Perhaps the most frustrating of all verses to me was the book’s very first verse which reads, “The Revelation of Jesus Christ, which God gave unto him, to show unto his servants things which must shortly come to pass; and he sent and revealed it by his angel unto his servant John.” I remember yelling out to myself (or the LORD, maybe both), “How can these things shortly come to pass? It’s been almost two thousand years since these words were written!” Now I understand my problem. I had been thinking in the wrong paradigm. I had always learned and thought that Revelation predicted the future when it was written.

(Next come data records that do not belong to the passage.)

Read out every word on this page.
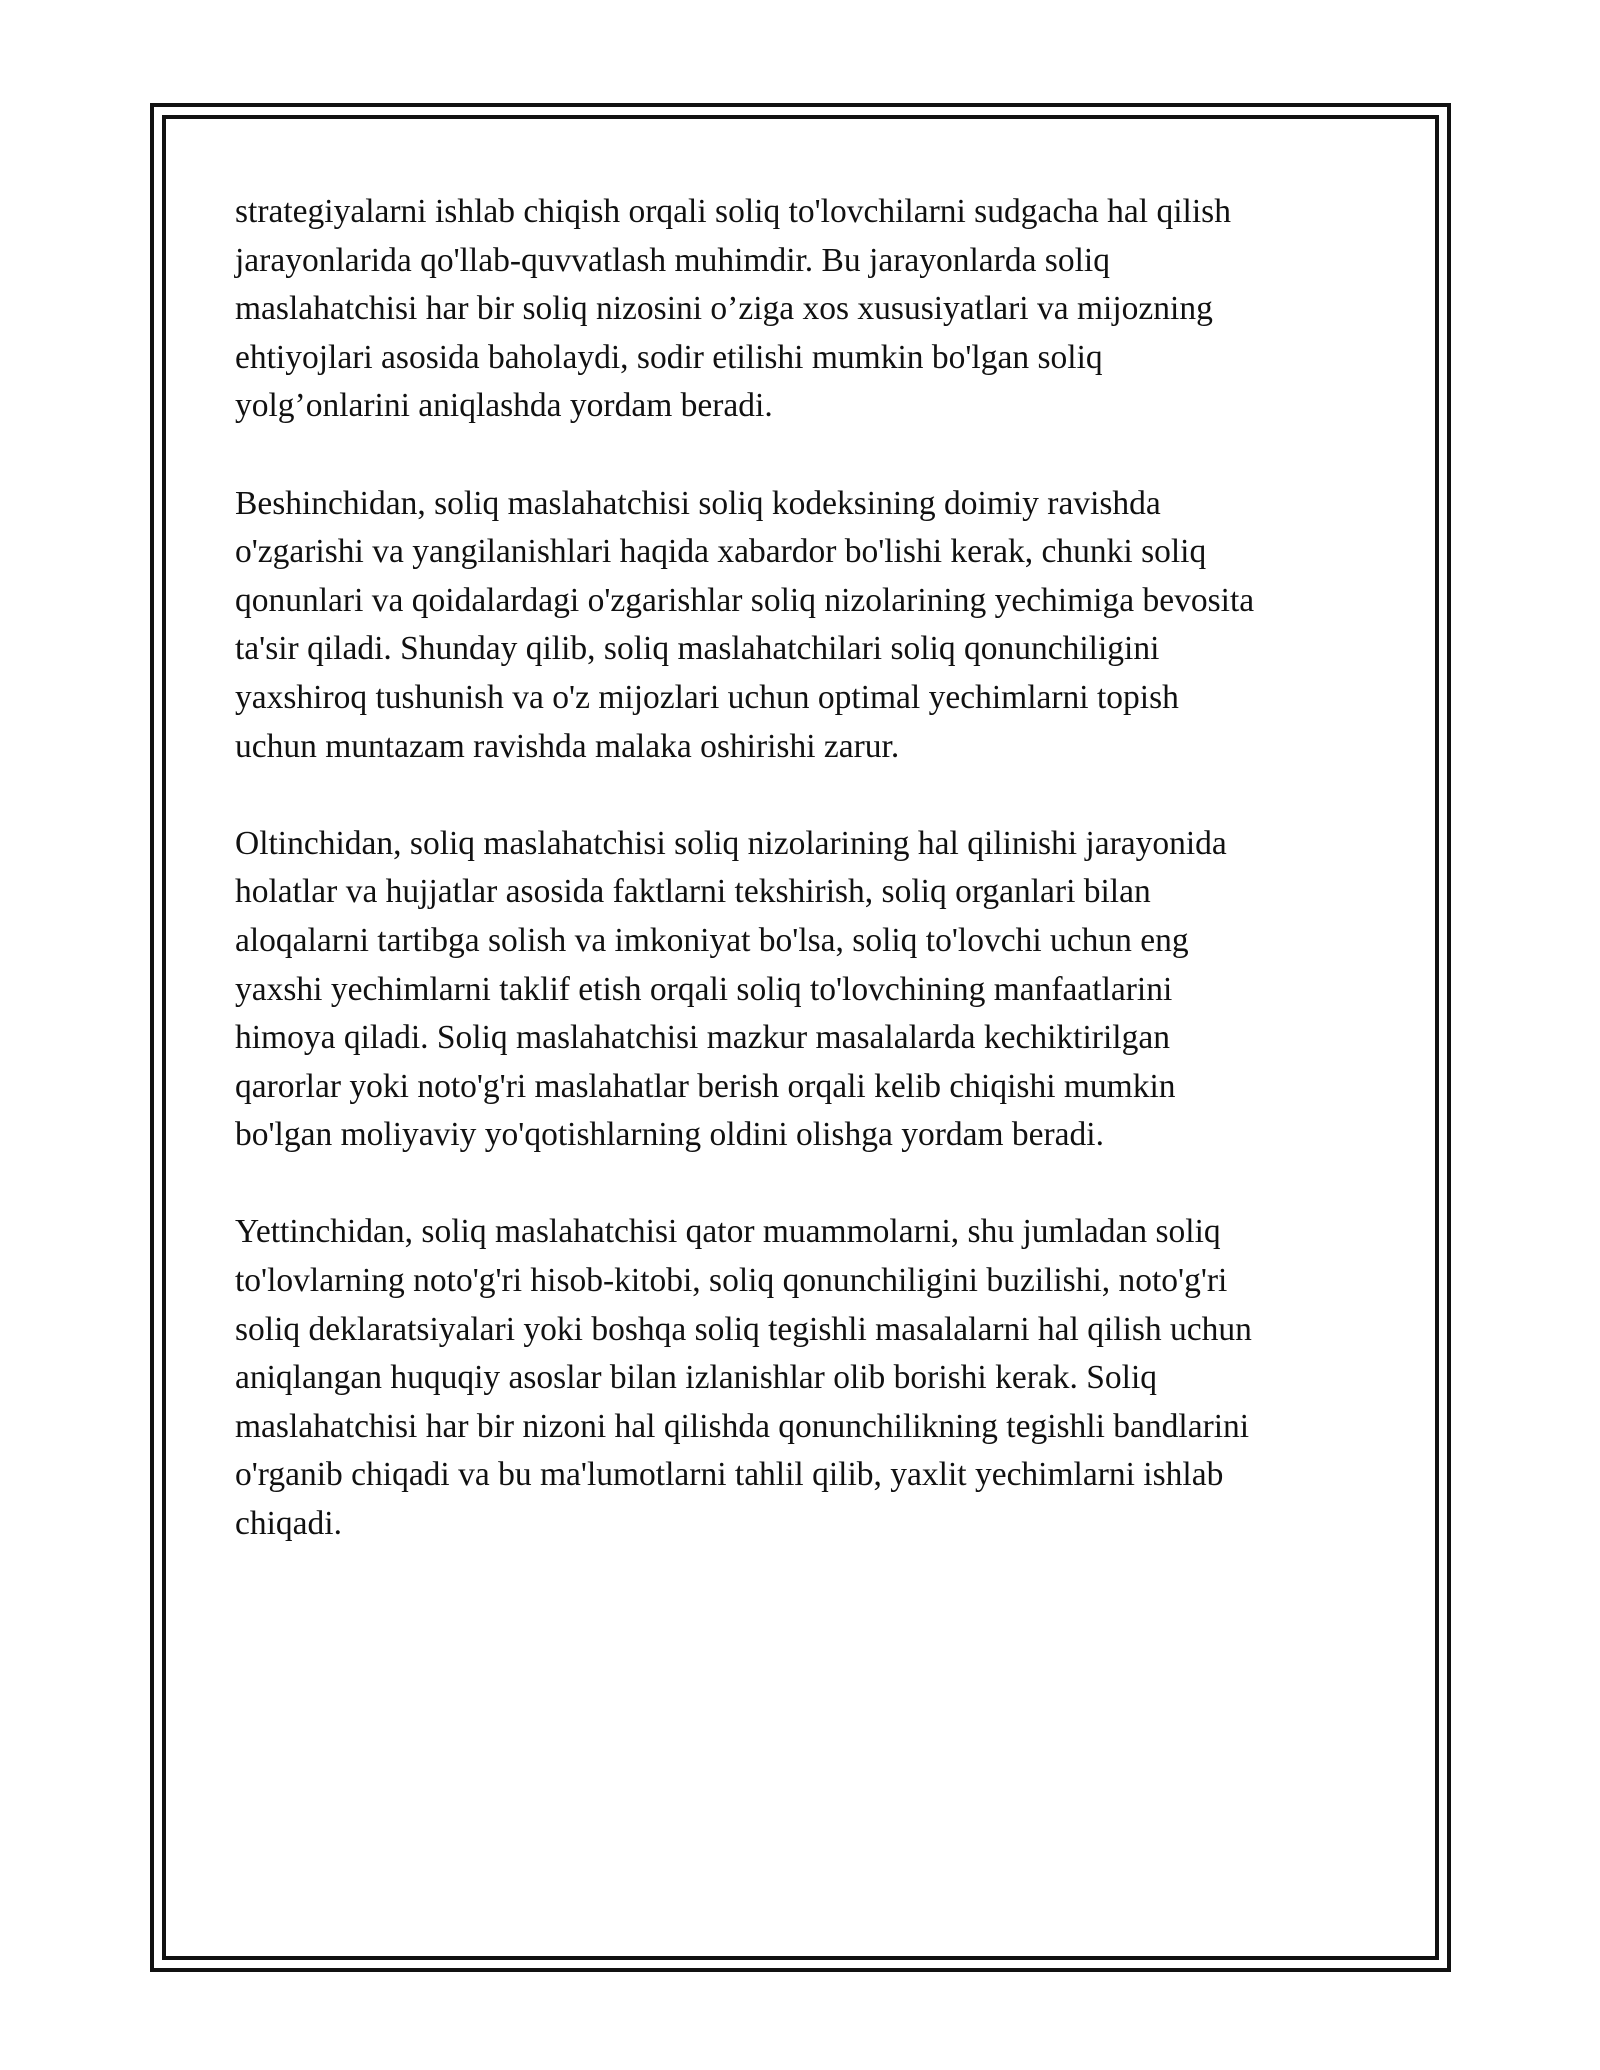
strategiyalarni ishlab chiqish orqali soliq to'lovchilarni sudgacha hal qilish
jarayonlarida qo'llab-quvvatlash muhimdir. Bu jarayonlarda soliq
maslahatchisi har bir soliq nizosini o’ziga xos xususiyatlari va mijozning
ehtiyojlari asosida baholaydi, sodir etilishi mumkin bo'lgan soliq
yolg’onlarini aniqlashda yordam beradi.

Beshinchidan, soliq maslahatchisi soliq kodeksining doimiy ravishda
o'zgarishi va yangilanishlari haqida xabardor bo'lishi kerak, chunki soliq
qonunlari va qoidalardagi o'zgarishlar soliq nizolarining yechimiga bevosita
ta'sir qiladi. Shunday qilib, soliq maslahatchilari soliq qonunchiligini
yaxshiroq tushunish va o'z mijozlari uchun optimal yechimlarni topish
uchun muntazam ravishda malaka oshirishi zarur.

Oltinchidan, soliq maslahatchisi soliq nizolarining hal qilinishi jarayonida
holatlar va hujjatlar asosida faktlarni tekshirish, soliq organlari bilan
aloqalarni tartibga solish va imkoniyat bo'lsa, soliq to'lovchi uchun eng
yaxshi yechimlarni taklif etish orqali soliq to'lovchining manfaatlarini
himoya qiladi. Soliq maslahatchisi mazkur masalalarda kechiktirilgan
qarorlar yoki noto'g'ri maslahatlar berish orqali kelib chiqishi mumkin
bo'lgan moliyaviy yo'qotishlarning oldini olishga yordam beradi.

Yettinchidan, soliq maslahatchisi qator muammolarni, shu jumladan soliq
to'lovlarning noto'g'ri hisob-kitobi, soliq qonunchiligini buzilishi, noto'g'ri
soliq deklaratsiyalari yoki boshqa soliq tegishli masalalarni hal qilish uchun
aniqlangan huquqiy asoslar bilan izlanishlar olib borishi kerak. Soliq
maslahatchisi har bir nizoni hal qilishda qonunchilikning tegishli bandlarini
o'rganib chiqadi va bu ma'lumotlarni tahlil qilib, yaxlit yechimlarni ishlab
chiqadi.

I knew that there were various schools of thought concerning this book from the very beginning of my walk with Christ. In 1978, during my second year of knowing salvation, I studied the book in Bible school under the President of my Bible college, Glenn Bourne. Mr. Bourne primarily taught us using notes from his forthcoming book, Tower of Truth. In that book’s introduction he writes, “Some study this Book with the idea that it is a history book. They look to the history of John’s day for their understanding. Others believe this Book is an outline of history beginning at the time of Christ’s first coming and continuing until His return. Still others think this book is primarily prophetic and are looking to the future for the fulfillment of its message.” (Glenn H. Bourne, Tower of Truth, Litho Printers, 1982, p. ix)
Notice that each primary method for understanding the Book of Revelation deals with explaining it naturally, whether that explanation is past, present, or future. But, Jesus taught us that his words are spiritual. This is true for all of Scripture and no less for Revelation. In order to comprehend this book we must approach it spiritually. This is exactly what F.B. did when he sought God for its interpretation. Over and over and over again the Holy Spirit sent him to other books of the Bible and to various translations of the Bible in order to decipher a particular word or phrase in Revelation. As he obediently did that, the LORD revealed a consistent spiritual message to him.
The Book of Revelation is Christ’s love letter to his bride wherein he teaches her to come out of Babylon (false religion, the beast, the false prophet, the false church made with men’s hands) by practicing righteousness. She (we, hopefully) does this through the process of repenting of her sins, thus cleansing herself continually with his Word. Beloved, we have pursued the wrong paradigm in our study of this very prophetic book. Jesus did not write it to prophesy the future. He wrote it to prophesy (speak God’s truth concerning) the process of his bride overcoming the world so that she will be fit to rule the world with him when he comes again.